After a short period of time, it's obvious that the kid is in way over his head.  He never works, preferring instead to spend countless hours enjoying the perks that came with the important position.  And if anyone criticizes his performance, the teen, just like our president, gets snarky and sarcastic.

Any parent who has raised teens knows that this is the moment for some attitude adjustment.  Wouldn't it be simply awesome if just one adult in Washington, D.C. were to treat our young president in the manner that his immature actions demand?

When a teenager behaves in such a childish, irresponsible way, a good parent realizes it's time for the child to face the consequences of his poor choices.  But how does America properly raise an adolescent president?  It's way past time for the grownups in Congress to provide a reality check to Barack Obama.  So here are a few parenting suggestions from one mom who's been there, done that:

1. Hand over the keys, Mr. President.  Now.  In other words, you're grounded, Buster.  There will be no more Air Force One joyrides until you've made real progress on all those assignments you've let pile up.  And quit whining about how you just have to go to all those fundraisers for the good of the country.  No one (outside the press) is buying that.  You aren't setting foot outside this White House until you've completed your exit plan for the kinetic action in Libya.

2. There will be no more parties with your goof-off friends, such as the mainstream media and B- list celebrities.  This bunch has been a terrible influence on you -- constantly telling you how brilliant you are and what a great job you're doing.  What you desperately need is some friends who will tell you the truth: that your IQ is nothing to write home about and that you're failing miserably.  So no more Correspondents' Dinners or Motown Nights for the foreseeable future.  We'll discuss lifting this ban once you've come up with a deficit reduction plan with a few specifics in it.

3. Golf is out.  Period.  Any president who has four hours to spare playing eighteen holes has time to come up with a Medicare reform plan.  Get cracking.
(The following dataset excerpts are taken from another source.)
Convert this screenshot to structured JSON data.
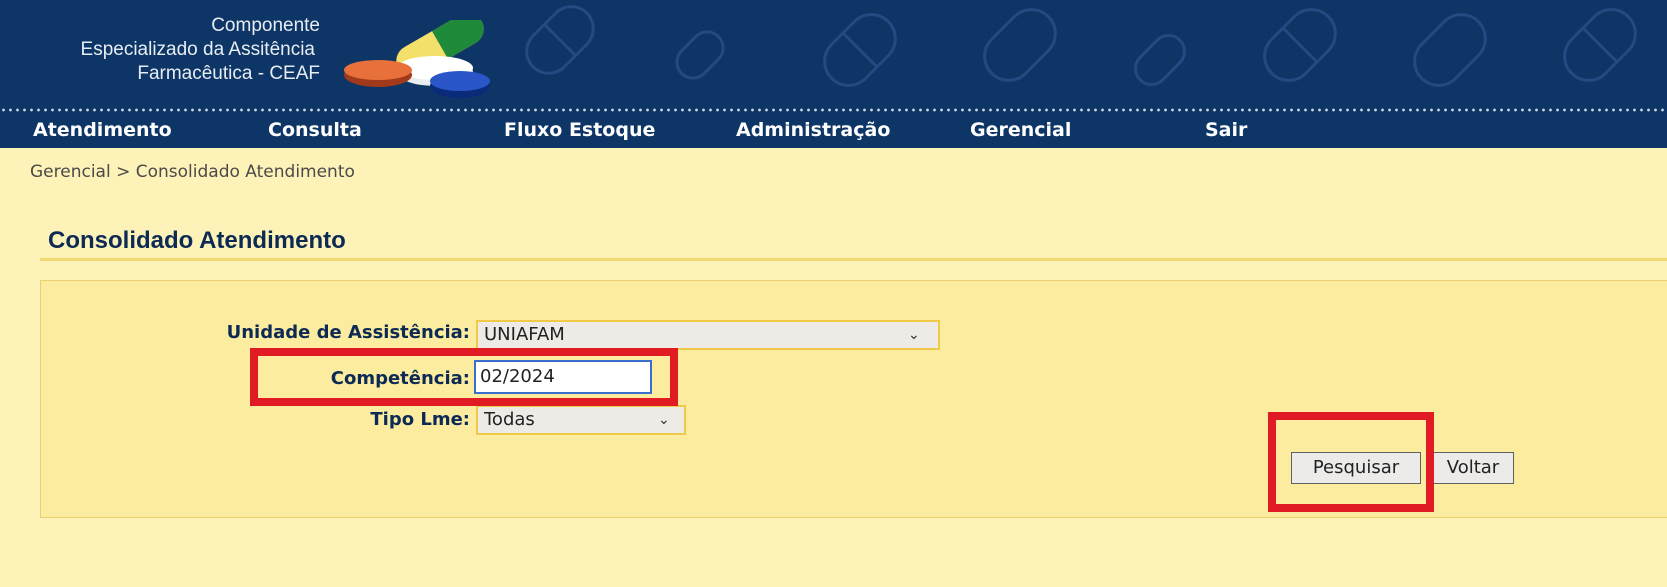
{
  "header": {
    "logo_line1": "Componente",
    "logo_line2": "Especializado da Assitência",
    "logo_line3": "Farmacêutica - CEAF"
  },
  "nav": {
    "items": [
      "Atendimento",
      "Consulta",
      "Fluxo Estoque",
      "Administração",
      "Gerencial",
      "Sair"
    ]
  },
  "breadcrumb": "Gerencial > Consolidado Atendimento",
  "page_title": "Consolidado Atendimento",
  "form": {
    "unidade_label": "Unidade de Assistência:",
    "unidade_value": "UNIAFAM",
    "competencia_label": "Competência:",
    "competencia_value": "02/2024",
    "tipo_label": "Tipo Lme:",
    "tipo_value": "Todas"
  },
  "buttons": {
    "pesquisar": "Pesquisar",
    "voltar": "Voltar"
  },
  "colors": {
    "header_bg": "#0d3566",
    "page_bg": "#fdf3b8",
    "highlight": "#e01b24"
  }
}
4. Internet time shall be restricted to work hours only.  Work hours are defined as the time your behind is in the Oval Office.  In other words, the BlackBerry is hereby confiscated until you've completed your assignment on raising the debt ceiling.

5. Television watching is limited to one hour per day.  You have obviously been watching way too much sports, as evidenced by your encyclopedic knowledge of college basketball.  When you can demonstrate the same amount of expertise in how the private-sector economy works, we will consider allowing extra TV time.

6. Finally, we're going to have to cut your allowance.  We will no longer foot the bill for vacations at Spanish resorts, Kobe beef, or pizza chefs flown in from the Midwest.  No one is saying you can't have a little time off.  That's what Camp David is for.  If you feel it's an absolute necessity for the four of you to leave Washington, it just might be time for you and your family to reacquaint yourselves with the perfectly nice house in Chicago with the extra-big yard that you already own.

Come January 2013, you just might be spending a whole lot more time there.

Carol Peracchio is a registered nurse.